Without knowing a great deal more about your personal history, it is very difficult to answer your “why” question.” With limited information, I can only provide general information.
When your therapist threw up in public and did so despite the embarrassment it may have caused, you might have felt that was a great sacrifice on her part. Her sacrifice may have increased your intimate feelings towards her to the point of being in love with her. You denied that it was a romantic love but even if you do not think it was, it still may have happened.
A similar situation may be present for the individual in the EMS department. Perhaps she did something that you found noteworthy and increased your attention or love towards her. You admitted to greatly admiring her. You find her attractive. You want her attention and friendship. This seems to be another instance of you falling in love with someone, even if you do not call it that.
The love you feel for these individuals seems to go beyond the normal elements of love that one sees in relationship. You seem to have become obsessed or fixated on these individuals. There are two possible explanations for this.
Regarding your therapist, that could have been an example of transference. In counseling settings, there are times when a client develops strong feelings towards their therapist. When the therapist develops strong feelings towards their client, it’s called countertransference. Transference involves unconscious feelings that are transposed onto another significant individual, in this case, your therapist. These feelings can be love, sexual or negative in nature. These feelings can be irrational, intense and can be disruptive to the client-therapist relationship.
The nature of transference is often linked to past relationships. As children, we have positive or negative attachments to caregivers. Those past relationships with our caregivers can impact how we relate to others in the world. If those relationships were positive and supportive, then how we relate to others is positive and healthy. If those relationships were disruptive or negative, then relating to others can be difficult and problematic. It’s possible that you had disrupted early attachments and that may explain why you tend to become fixated on individuals who seem to be showing you attention.

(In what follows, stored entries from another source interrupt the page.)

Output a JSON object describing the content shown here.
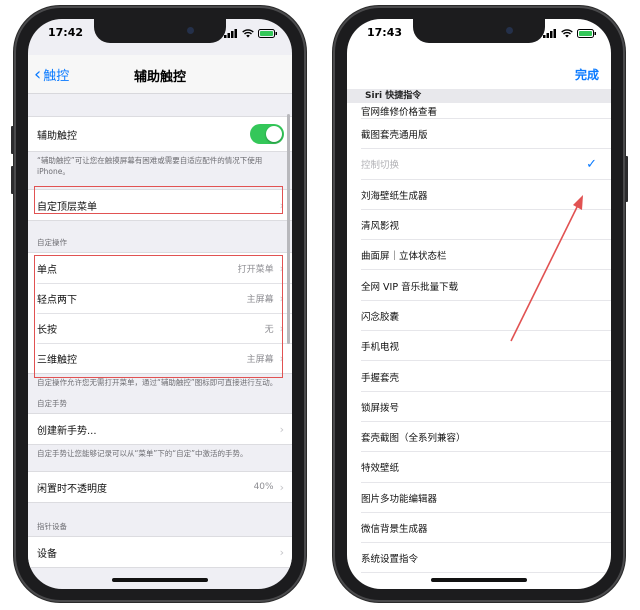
{
  "left_phone": {
    "status": {
      "time": "17:42"
    },
    "nav": {
      "back_label": "触控",
      "title": "辅助触控"
    },
    "assistive_touch": {
      "label": "辅助触控",
      "enabled": true,
      "note": "“辅助触控”可让您在触摸屏幕有困难或需要自适应配件的情况下使用iPhone。"
    },
    "customize_menu": {
      "label": "自定顶层菜单"
    },
    "custom_actions": {
      "header": "自定操作",
      "items": [
        {
          "label": "单点",
          "value": "打开菜单"
        },
        {
          "label": "轻点两下",
          "value": "主屏幕"
        },
        {
          "label": "长按",
          "value": "无"
        },
        {
          "label": "三维触控",
          "value": "主屏幕"
        }
      ],
      "note": "自定操作允许您无需打开菜单，通过“辅助触控”图标即可直接进行互动。"
    },
    "custom_gestures": {
      "header": "自定手势",
      "create_label": "创建新手势...",
      "note": "自定手势让您能够记录可以从“菜单”下的“自定”中激活的手势。"
    },
    "idle_opacity": {
      "label": "闲置时不透明度",
      "value": "40%"
    },
    "pointer_devices": {
      "header": "指针设备",
      "devices_label": "设备"
    }
  },
  "right_phone": {
    "status": {
      "time": "17:43"
    },
    "nav": {
      "done_label": "完成"
    },
    "list_header": "Siri 快捷指令",
    "items": [
      {
        "label": "官网维修价格查看"
      },
      {
        "label": "截图套壳通用版"
      },
      {
        "label": "控制切换",
        "checked": true
      },
      {
        "label": "刘海壁纸生成器"
      },
      {
        "label": "清风影视"
      },
      {
        "label": "曲面屏｜立体状态栏"
      },
      {
        "label": "全网 VIP 音乐批量下载"
      },
      {
        "label": "闪念胶囊"
      },
      {
        "label": "手机电视"
      },
      {
        "label": "手握套壳"
      },
      {
        "label": "锁屏拨号"
      },
      {
        "label": "套壳截图（全系列兼容）"
      },
      {
        "label": "特效壁纸"
      },
      {
        "label": "图片多功能编辑器"
      },
      {
        "label": "微信背景生成器"
      },
      {
        "label": "系统设置指令"
      }
    ]
  },
  "colors": {
    "accent": "#0a7aff",
    "toggle_on": "#34c759",
    "annotation_red": "#e15252",
    "group_bg": "#efeff4"
  }
}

Regarding your attachment to the EMS worker, that would not fall into the category of transference because is not a therapeutic relationship. Again, perhaps something from your early childhood attachments is affecting how you relate and connect with others.

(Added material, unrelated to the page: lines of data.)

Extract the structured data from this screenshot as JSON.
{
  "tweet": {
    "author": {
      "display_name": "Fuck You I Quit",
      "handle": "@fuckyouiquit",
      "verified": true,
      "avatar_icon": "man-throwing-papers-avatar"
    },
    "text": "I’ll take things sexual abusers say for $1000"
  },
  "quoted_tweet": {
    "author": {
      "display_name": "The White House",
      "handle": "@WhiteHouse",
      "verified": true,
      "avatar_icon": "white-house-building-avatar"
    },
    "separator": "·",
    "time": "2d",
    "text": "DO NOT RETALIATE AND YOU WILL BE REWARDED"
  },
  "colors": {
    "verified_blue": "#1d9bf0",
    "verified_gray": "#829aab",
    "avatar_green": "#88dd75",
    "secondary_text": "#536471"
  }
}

It’s also important to mention that individuals who have a tendency to become fixated and unhealthily attached to others in the world sometimes engage in stalking behavior. Female stalkers often pursue prior acquaintances, often mental health professionals. Many have borderline personality disorder, among other disorders.
Individuals with borderline personality disorder are often emotionally intense, unstable and have an extreme fear of abandonment. Researchers theorize that this fear of abandonment stems from unstable early attachments in which they tend to vacillate between idolizing others and having a negative emotional feeling towards themselves and others.
I’m not suggesting you are a stalker but you did engage in a number of behaviors that are consistent with individuals who go on to engage in stalking behavior. One is that you became obsessed and fixated on these individuals. Another is that you spent time tracking them online. Perhaps you did this because of the love you felt for them or because of some other reason.
The manner in which you become fixated on others, and become dependent on their praise and attention, is outside the norm. Since you are aware this problem, you can work to change it. You’ve undergone counseling in the past but it’s not clear that you are currently in treatment. If not, you should be. You might try working with a therapist who specializes in dialectical behavioral therapy (DBT). It might help to eliminate these unhealthy attachments you admittedly form with older individuals.
Again, I cannot provide a specific answer because I do not know your personal history. My response is general and based on the minimal amount of information provided. Hopefully, you can resolve this problem with an in-person therapist. Good luck with your efforts. Please take care.